Friday, May 31, 2013


PHENOMENALITY: *marvelous*

Based on my results with these three "colossal critter" films, maybe I'll stick with those of that have a "vs." in the title from now on.  It's not that these combative films are all that much better than the subcombative ones, but the former show a greater propensity toward the absurd.

I started off my mini-marathon of gobbling gargantuas with SUPERGATOR, one of the two reptilian marauders who would be cage-fighting one another three years later.  The other one, DINOCROC, I did not get the chance to screen, but since it came out three years earlier, possibly it set the pattern for this spate of films associated with Roger Corman's production company (or companies, as the case may be).

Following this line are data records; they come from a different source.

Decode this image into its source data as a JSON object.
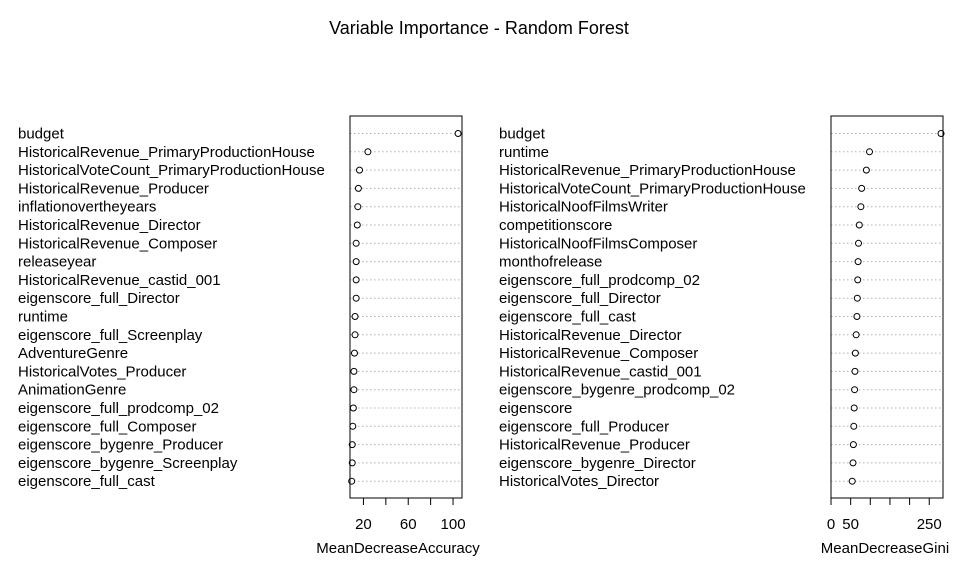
{
  "title": "Variable Importance - Random Forest",
  "chart_data": [
    {
      "type": "scatter",
      "xlabel": "MeanDecreaseAccuracy",
      "xlim": [
        8,
        108
      ],
      "x_ticks": [
        20,
        40,
        60,
        80,
        100
      ],
      "x_tick_labels": [
        "20",
        "",
        "60",
        "",
        "100"
      ],
      "grid": true,
      "categories": [
        "budget",
        "HistoricalRevenue_PrimaryProductionHouse",
        "HistoricalVoteCount_PrimaryProductionHouse",
        "HistoricalRevenue_Producer",
        "inflationovertheyears",
        "HistoricalRevenue_Director",
        "HistoricalRevenue_Composer",
        "releaseyear",
        "HistoricalRevenue_castid_001",
        "eigenscore_full_Director",
        "runtime",
        "eigenscore_full_Screenplay",
        "AdventureGenre",
        "HistoricalVotes_Producer",
        "AnimationGenre",
        "eigenscore_full_prodcomp_02",
        "eigenscore_full_Composer",
        "eigenscore_bygenre_Producer",
        "eigenscore_bygenre_Screenplay",
        "eigenscore_full_cast"
      ],
      "values": [
        104.5,
        24,
        16.5,
        15.5,
        15,
        14.5,
        13.5,
        13.5,
        13.5,
        13.5,
        12.5,
        12.5,
        12,
        11.5,
        11.5,
        11,
        10.5,
        10,
        10,
        9.5
      ]
    },
    {
      "type": "scatter",
      "xlabel": "MeanDecreaseGini",
      "xlim": [
        0,
        285
      ],
      "x_ticks": [
        0,
        50,
        100,
        150,
        200,
        250
      ],
      "x_tick_labels": [
        "0",
        "50",
        "",
        "",
        "",
        "250"
      ],
      "grid": true,
      "categories": [
        "budget",
        "runtime",
        "HistoricalRevenue_PrimaryProductionHouse",
        "HistoricalVoteCount_PrimaryProductionHouse",
        "HistoricalNoofFilmsWriter",
        "competitionscore",
        "HistoricalNoofFilmsComposer",
        "monthofrelease",
        "eigenscore_full_prodcomp_02",
        "eigenscore_full_Director",
        "eigenscore_full_cast",
        "HistoricalRevenue_Director",
        "HistoricalRevenue_Composer",
        "HistoricalRevenue_castid_001",
        "eigenscore_bygenre_prodcomp_02",
        "eigenscore",
        "eigenscore_full_Producer",
        "HistoricalRevenue_Producer",
        "eigenscore_bygenre_Director",
        "HistoricalVotes_Director"
      ],
      "values": [
        280,
        98,
        90,
        78,
        76,
        72,
        70,
        69,
        68,
        67,
        66,
        64,
        62,
        61,
        60,
        59,
        58,
        57,
        56,
        54
      ]
    }
  ]
}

The design of the big gator, apparently brought into being by a nasty company trying to weaponize growth hormones, is quite underwhelming.  The best the CGI guys could do, as shown above, was to stick stegosaurus-like spikes on the creature's back.  As is often the case in these flicks, two separate teams of professionals must converge in order to join their resources and kill the big beast: in this case, the biogeneticist who created the monster and a vulcanologist investigating a possibly live Hawaiian volcano.  The lead actors, Kelly McGillis and Brad "Ned Blessing" Johnson, acquit themselves with this tedium a little better than some of their fellow thespians have. The additional threat of the volcano is a nice touch but it doesn't really dispel the general tedium.  As with most Corman flicks there are some cute but vacuous bimbos tossed into the mix.

DINOCROC VS. SUPERGATOR has a small advantage over SUPERGATOR in that it's directed and co-written by Jim Wynorski.  Wynorski will never be anything but a junk-film director, but in general I've found that he does try to keep his goofy trash scenarios lively.  To be sure, Wynorksi follows closely in the footsteps of Roger Corman by injecting as much bimbo-flesh as he possibly can, but unlike the director of SUPERGATOR, Wynorski seems to choose a better breed of bimbo.
He also throws in a couple of references to Cormanological film-history, as when the bimbo-gamewarden's boat is named "Wild Angel" and a tour-guide shows tourists where "She Gods of Shark Reef" was made.

While SUPERGATOR stuck pretty close to the template, D VS. S at least tosses in other familiar tropes: David Carradine as the evil mogul whose company creates the two beasts (guess neither one is supposed to be a "dino" anymore), a karate-chopping mercenary lady, a "ragin' Cajun" crocodile hunter who tells the audience that "crocodiles and alligators are natural enemies," and a field of giant mushrooms.  Oh, and the bimbo-gamewarden runs around in hot pants. 

The almost inevitable disappointment is that in all of these "vs." films, the creature-battles last only three minutes at most, so they're always perfunctory affairs.  Since the "dinocroc" for some reason is able to run around on its hind legs like a T-Rex, the poor supergator seems outmatched from the start.  Bad form, Wynorski!

Then it's back to pure tedium with DINOSHARK.  Director Kevin O'Neill has a long resume as a visual effects man on some above-average fantasy-films, as well as some which, like the yet-unscreened-by-me DINOCROC, are probably no better than they have to be.  DINOCROC was the  first of O'Neill's four director-credits, but DINOSHARK doesn't engender in me any fierce desire to see his other efforts.  Most of the time the viewer doesn't even get much of a look at the malefic monster, so it's not even on a par with the supergator in that regard.

The attempts of the humans to track down the "dinosaur-shark" are dull, dull, dull, and the beast's attacks are not much better.  Only at the very end does the female lead get the best line, one which sums up the real appeal of these "nature's revenge" flicks, as she blows away the monster shark:

"Welcome to the Endangered Species list, you bastard!"